Dengan keikutsertaan Indonesia dalam gerakan UNCOP26, maka jelas politik hukum dan luar negeri kita memang mencari peluang untuk ikut serta dalam gerakan perubahan iklim ini agar tidak tersisih dari pergaulan dunia. Sekaligus, ini peluang untuk menetapkan strategi mendapatkan dukungan dibolehkannya menerapkan masa transisi yang cukup. Strategi ini disertai dengan permintaan bantuan pendanaan agar kebijakan green economy, yang dibutuhkan oleh negara-negara seperti Indonesia, agar kita mampu seiring dan sejalan dengan negara maju dalam meraih capaian gerakan ini.

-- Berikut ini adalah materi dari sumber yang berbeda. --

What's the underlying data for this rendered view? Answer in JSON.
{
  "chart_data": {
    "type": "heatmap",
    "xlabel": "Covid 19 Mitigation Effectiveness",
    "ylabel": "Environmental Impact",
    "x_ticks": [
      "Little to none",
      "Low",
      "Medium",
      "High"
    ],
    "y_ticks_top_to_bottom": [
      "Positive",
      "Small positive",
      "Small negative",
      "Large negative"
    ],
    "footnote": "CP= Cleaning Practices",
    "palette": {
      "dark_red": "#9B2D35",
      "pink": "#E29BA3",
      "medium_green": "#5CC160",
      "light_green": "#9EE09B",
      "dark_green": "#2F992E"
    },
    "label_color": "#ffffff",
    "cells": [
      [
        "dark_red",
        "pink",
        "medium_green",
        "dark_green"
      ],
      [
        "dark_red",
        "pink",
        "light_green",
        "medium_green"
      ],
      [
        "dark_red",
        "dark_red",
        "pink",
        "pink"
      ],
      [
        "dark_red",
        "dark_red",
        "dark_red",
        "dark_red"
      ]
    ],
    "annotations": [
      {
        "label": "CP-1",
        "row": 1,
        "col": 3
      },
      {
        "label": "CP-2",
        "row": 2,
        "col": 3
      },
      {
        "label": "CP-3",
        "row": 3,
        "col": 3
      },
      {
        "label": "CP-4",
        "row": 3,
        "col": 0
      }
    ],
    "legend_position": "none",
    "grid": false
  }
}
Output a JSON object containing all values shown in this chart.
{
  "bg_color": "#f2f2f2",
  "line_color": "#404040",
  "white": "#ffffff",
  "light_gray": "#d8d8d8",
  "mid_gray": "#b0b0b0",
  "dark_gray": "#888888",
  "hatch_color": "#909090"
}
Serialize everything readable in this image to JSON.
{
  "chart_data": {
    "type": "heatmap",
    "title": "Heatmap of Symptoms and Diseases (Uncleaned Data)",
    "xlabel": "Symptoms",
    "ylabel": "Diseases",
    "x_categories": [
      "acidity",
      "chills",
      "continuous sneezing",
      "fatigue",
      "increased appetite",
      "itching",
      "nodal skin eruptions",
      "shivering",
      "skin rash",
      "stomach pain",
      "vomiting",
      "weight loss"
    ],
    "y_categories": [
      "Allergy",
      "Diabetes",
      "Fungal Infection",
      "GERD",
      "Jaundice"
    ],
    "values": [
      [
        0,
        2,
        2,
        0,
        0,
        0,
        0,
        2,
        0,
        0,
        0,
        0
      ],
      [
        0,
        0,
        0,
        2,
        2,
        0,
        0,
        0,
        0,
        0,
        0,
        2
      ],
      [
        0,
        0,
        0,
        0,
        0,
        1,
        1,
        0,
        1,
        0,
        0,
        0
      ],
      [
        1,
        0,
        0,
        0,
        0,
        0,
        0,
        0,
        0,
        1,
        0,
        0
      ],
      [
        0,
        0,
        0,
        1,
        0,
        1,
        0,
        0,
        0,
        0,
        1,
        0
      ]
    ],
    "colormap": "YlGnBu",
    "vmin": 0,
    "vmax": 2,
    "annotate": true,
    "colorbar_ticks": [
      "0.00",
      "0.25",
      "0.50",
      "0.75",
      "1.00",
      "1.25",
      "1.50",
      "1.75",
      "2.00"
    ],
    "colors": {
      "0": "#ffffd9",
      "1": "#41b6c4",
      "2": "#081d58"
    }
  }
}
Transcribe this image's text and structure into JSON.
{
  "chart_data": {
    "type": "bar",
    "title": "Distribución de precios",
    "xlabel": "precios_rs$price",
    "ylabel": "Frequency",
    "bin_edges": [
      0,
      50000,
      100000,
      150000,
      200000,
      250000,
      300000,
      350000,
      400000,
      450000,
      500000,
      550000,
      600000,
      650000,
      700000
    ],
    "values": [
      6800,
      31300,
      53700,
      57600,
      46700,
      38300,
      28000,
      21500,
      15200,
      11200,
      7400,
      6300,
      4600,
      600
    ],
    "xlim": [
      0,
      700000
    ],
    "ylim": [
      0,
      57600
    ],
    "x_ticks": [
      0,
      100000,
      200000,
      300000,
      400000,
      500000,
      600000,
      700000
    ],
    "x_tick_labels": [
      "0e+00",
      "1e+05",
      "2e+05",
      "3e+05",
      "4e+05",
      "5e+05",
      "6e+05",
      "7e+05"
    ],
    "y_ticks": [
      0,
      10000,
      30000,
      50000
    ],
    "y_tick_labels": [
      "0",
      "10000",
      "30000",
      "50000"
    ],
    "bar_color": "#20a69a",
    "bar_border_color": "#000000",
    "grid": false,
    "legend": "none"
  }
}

Tuntutan yang wajar saja, karena negara-negara maju sudah mengeksploitasi sumber daya alam selama ratusan tahun dengan merusak lingkungan, dan setelah kaya raya menghendaki negara yang belum semaju mereka untuk menghentikan eksploitasi alam. Dengan komitmen ini, mau tidak mau industri kita harus menyesuaikan diri. Kebijakan tersebut, mau tidak mau, suka tidak suka, memaksa sektor swasta untuk ikut ke dalam barisan, dengan ritme dan kemampuannya masing-masing.

Perusahaan yang fokus usahanya berada di bidang eksplorasi dan eksploitasi sumber daya alam menjadi mereka yang langsung terdampak, utamanya yang menggunakan energi fosil sebagai produk maupun sebagai sumber daya dalam proses produksinya. Sekali lagi, pemain besar mempunyai “tabungan”, aset dan daya raih pendanaan yang kuat dalam mengikuti langkah besar dunia ini. Pengusaha menengah dan kecil akan terancam kecuali mereka banting setir, dan memasuki pasar, produk atau jasa baru.

Pengambilan-pengambilan keputusan untuk melakukan penyesuaian inilah yang akan mewarnai dunia pemerintahan dan sektor swasta serta masyarakat sipil, serta kita masyarakat, keluarga dan orang per orang, karena orientasi dan gaya hidup akan jauh berubah. Sementara penyesuaian besar lainnya harus dilakukan secara bersamaan karena disrupsi pandemi dan transformasi atau bahkan revolusi digital.

Dunia hukum tidak luput dari gelombang perubahan besar ini. Proses legislasi, termasuk perumusan hukum dan peraturan perundangan, proses negosiasi dan pembuatan transaksi hukum, dan penyelesaian sengketa akan diwarnai oleh sejumlah indikator: (i) proses pelibatan publik dalam perumusan kebijakan dan pengambilan keputusan harus tetap dilakukan dengan menggunakan proses digital yang akan sanggup mengolah big data dan memetakan semua kebutuhan pemangku kepentingan; hal ini harus dilakukan dengan berkurangnya cara dan frekuensi pertemuan secara tatap muka; (ii) keberagaman, inklusivitas, perlakuan adil serta penghargaan HAM dalam semua kegiatan akan tetap harus dimunculkan dalam semua perumusan kebijakan dan kegiatan transaksional, (iii) wisdom dari para pemikir dan praktisi dengan integritas tinggi akan tetap punya peran dalam memberi keseimbangan baru atas hasil perumusan kebijakan dan kegiatan transaksional serta penyelesaian perselisihan atau sengketa yang dibimbing dan disajikan melalui olah data dan teknologi.